= Microsoft Active Protection Service =

Windows Defender and Microsoft Security Essentials user network

Microsoft Active Protection Service (abbreviated MAPS and formerly known as Microsoft SpyNet) is the network of Windows Defender and Microsoft Security Essentials users that help determine which programs are classified as spyware. The signatures created for any submitted programs by the users of the product are available to all users, displayed as a bar graph that shows the percentage of people who have allowed, blocked, or removed an item.
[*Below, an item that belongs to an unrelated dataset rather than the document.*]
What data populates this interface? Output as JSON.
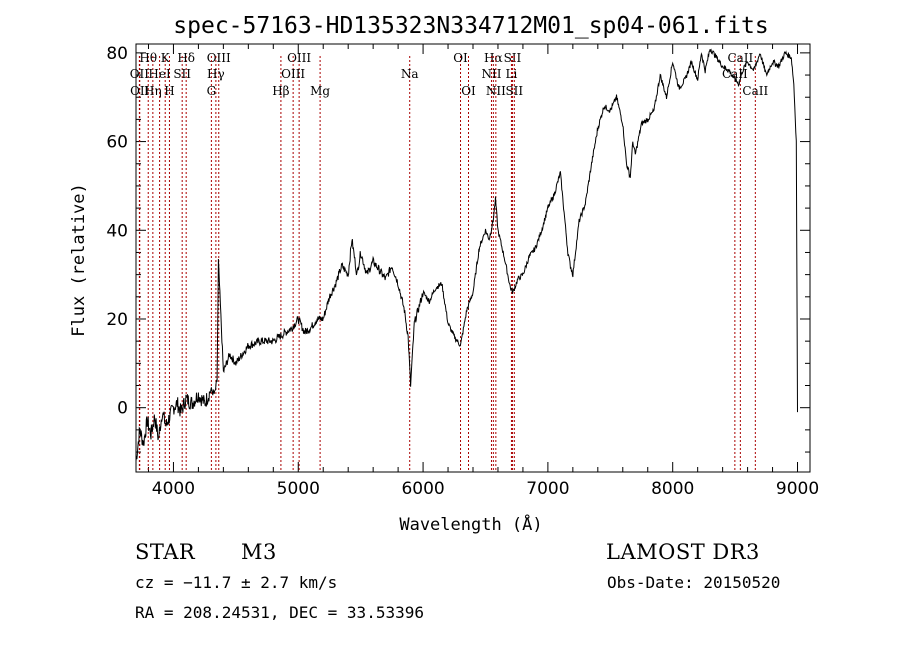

This method of spyware classification allows rare, unknown, or new spyware to be categorized as most people choose to send their data.

==Basic membership==
The basic MAPS membership choice in Windows Defender or Microsoft Security Essentials does not alert the user of software, and changes made by software that has not been analyzed for risks. Computer information is sent (such as IP address, operating system, and Web browser), and personal information might be sent (such as search terms or data entered into forms), but will not be used to identify you or contact you.

==Advanced membership==

The advanced MAPS membership choice in Windows Defender or Microsoft Security Essentials results in sending more information about software files, usage, and how it affects your computer. Computer information is sent (such as IP address, operating system, and Web browser), and personal information might be sent (such as search terms, data entered into forms, file paths, or partial memory dumps), but will not be used to identify you or contact you.

==Opt out==
Users of Microsoft Security Essentials can opt out by left clicking on the task bar icon, choose settings, spynet and then choose opt-out. Included in the v2.0 there is the ability to completely opt out of this program.